Is there any reason to have 2 NICs on a server?

Solution 1:

(2a). Load balancing.

(3). Separation of traffic (i.e. you could have a combo web/database server, same network, put all web traffic on one NIC, db traffic on the other, makes it easier to calculate loads for traffic types). This also makes it easier to split the two later on, nobody has to change connection strings.

Solution 2:

  1. A separate network for backups.

  2. A separate network for console access (these are typically now integrated on the system board for mainstream servers).

  3. Increased throughput (multiple GB networks) bonded together.


Solution 3:

There's only one other major reason that I can think of, which is similar to redundancy, and that's Trunking, so you could configure traffic to flow over 2x1Gbit ports, giving you 2Gbit of total throughput. Some refer to this as LaCP, linux knows this as mode=4 as described below.

Linux interface bonding modes give a few other options:

mode=0 (balance-rr) Round-robin policy

mode=1 (active-backup) Active-backup policy

mode=2 (balance-xor) XOR policy: Transmit based on [(source MAC address XOR'd with destination MAC address) modulo slave count].

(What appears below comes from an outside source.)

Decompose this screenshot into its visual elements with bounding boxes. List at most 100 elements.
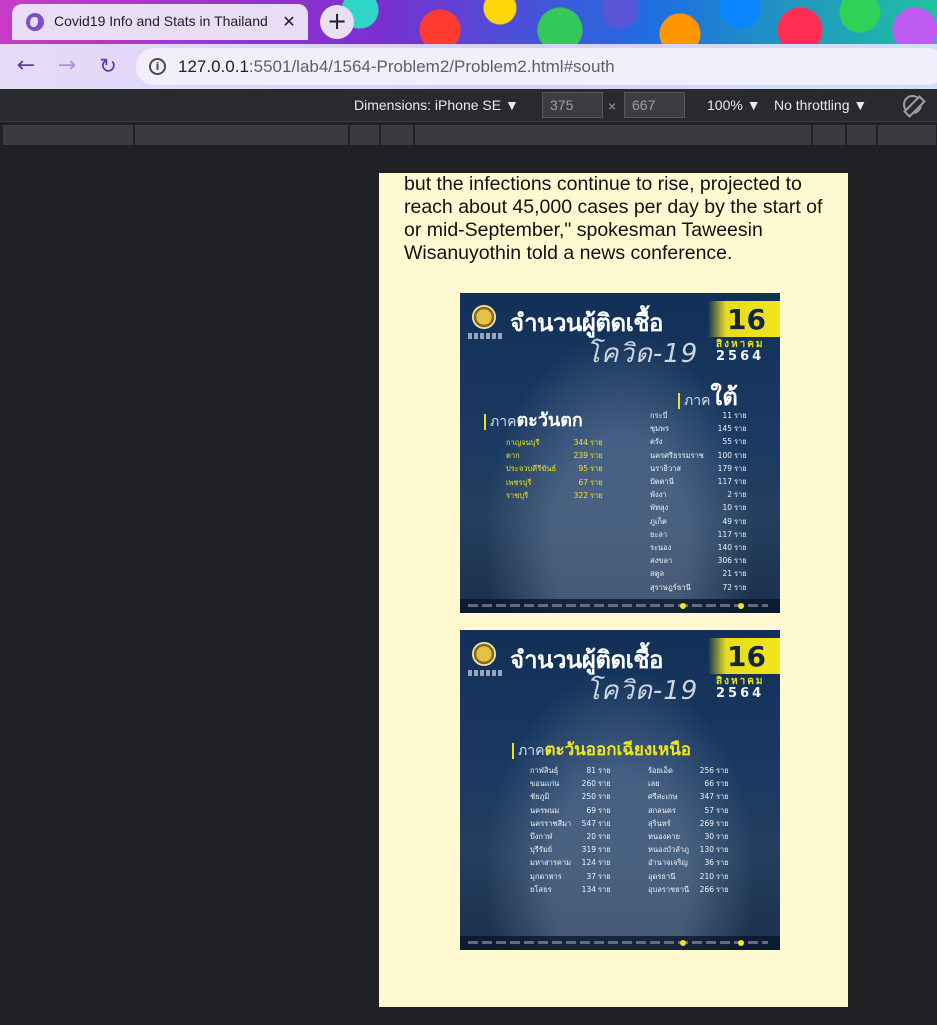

mode=3 (broadcast) Broadcast policy: transmits everything on all slave interfaces. This mode provides fault tolerance.

mode=4 (802.3ad) IEEE 802.3ad Dynamic link aggregation. Creates aggregation groups that share the same speed and duplex settings.

mode=5 (balance-tlb) Adaptive transmit load balancing: channel bonding that does not require any special switch support.

mode=6 (balance-alb) Adaptive load balancing: includes balance-tlb plus receive load balancing (rlb) for IPV4 traffic, and does not require any special switch support.


Solution 4:

Microsoft clusters require an additional NIC port for heartbeat purposes between nodes.